На деловом фронте Тони Дефриз (принявший новый образ – енотовая шуба и волосы, буйствующие шизовыми кудрями) трудился, не покладая рук: разыскивал для Дэвида новую звукозаписывающую компанию – большую, чем “Меркури”. Фредди подписал с нами контракт, а Даниеллу мы сделали своей личной секретаршей, и в смысле имиджа Дэвид с группой стали просто отпадны. В творческом плане Дэвиду хорошо работалось – продуктивно и счастливо.

Ну, не все время, само собой. Как это было и со многими другими профессиональными сочинителями в истории, он избегал сочинительства до самого последнего момента.
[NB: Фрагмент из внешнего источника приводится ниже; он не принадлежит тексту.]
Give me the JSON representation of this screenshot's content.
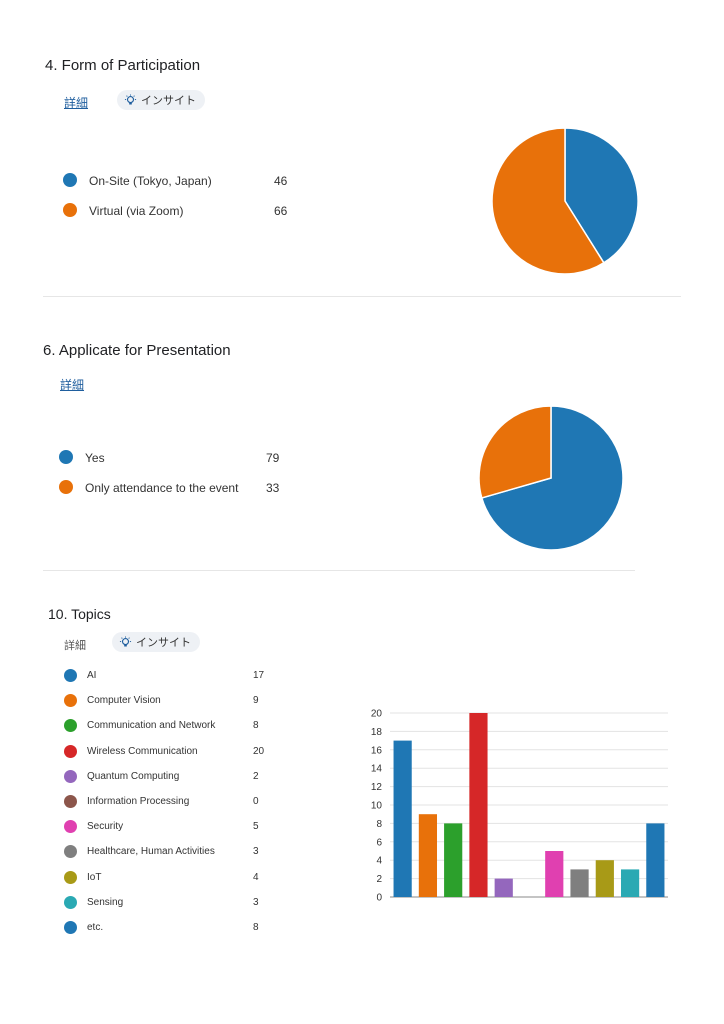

Он принимался за работу только тогда, когда становилось ясно, что дальнейшее оттягивание в самом ближайшем будущем обернется самыми большими неприятностями.

У него был собственный оригинальный способ заставить себя взяться за дело. Когда становилось ясно, что от писания песен для альбома больше не увильнуть, он начинал высматривать себе подходящую мишень в окружающей обстановке, затем принимал решение и объявлял его мне:

“Ах, знаешь, дорогая, думаю, мне нужно отремонтировать “райли”. Можно я вытащу мотор и разберу его в гостиной?”

Я реагировала, можете себе представить, как. Ну тактично, конечно. Но Дэвид не давал себя сбить с намеченного курса; он просто выдвигал какой-нибудь другой проект. Так что вместо того, чтобы захламлять гостиную миллионом крошечных замасленных винтиков и прочих компонентов старого английского мотора образца 1960 года (а “райли” был набит столь же сложными, ненадежными и непонятными деталями, как классические “эм джи” или “ягуар”) он решал сделать косметический ремонт машины. Что, понятное дело, приводило к полному хаосу: беспорядок и неразбериха начинались в каждом углу, где он решал приняться за работу, затем распространялись на всю комнату, пока весь дом не погружался в разруху.

В какой-то момент, который я уже абсолютно точно научилась предсказывать, беспорядок в Дэвидовской голове достигал критической точки, и он взвивался:

“О, Боже! Мне же надо записывать альбом! – говорил он. – Хани, я должен идти!” И он убегал.

Таким образом происходило со всеми альбомами, которые он делал, пока мы с ним были вместе: “Hunky Dory” и “Ziggy Stardust” в “Хэддон-Холле”, остальные – в других местах. Казалось, хаос был чем-то вроде повивальной бабки для его работы. В конце концов по степени беспорядка вокруг него я могла определить, в каком этапе сочинительства находится данная песня.

Когда ему, наконец, удавалось ухватить свою музу и приготовиться к работе, признаки становились более явными. Вместо того, чтобы позволить мне затолкать его в ванну, после того как я будила его с кофе и апельсиновым соком на подносе где-нибудь в пол-двенадцатого или в полдень, он запихивался в одежду не помывшись, потом забирался обратно в постель вместе с гитарой (двенадцатиструнным “харптоном”, на котором он играл, всегда используя только одиннадцать струн) и выбирался из нее лишь тогда, когда песня бывала готова. Он вдруг обнаруживал, что голоден и приходил шарить на кухне. Обычно я ему что-нибудь готовила, и, поев, он играл мне то, что только что сочинил. Если мне нравилось так, как есть, – хорошо, а если я находила песни слишком мрачными и извращенными или мелодраматическими, как было с “All The Madmen” и “Cygnet Commettee”, он немного полировал их, а потом демонстрировал Ронно и остальным ребятам, и они исчезали под лестницей в маленькой студии, которую Тони Висконти, сын плотника, соорудил в старом винном подвале. Там они прорабатывали песни до тех пор, пока не были готовы записать демо-пленку, а поскольку они обычно не начинали этого процесса до позднего вечера, после ужина, они часто оставались там до рассвета, а то и позже.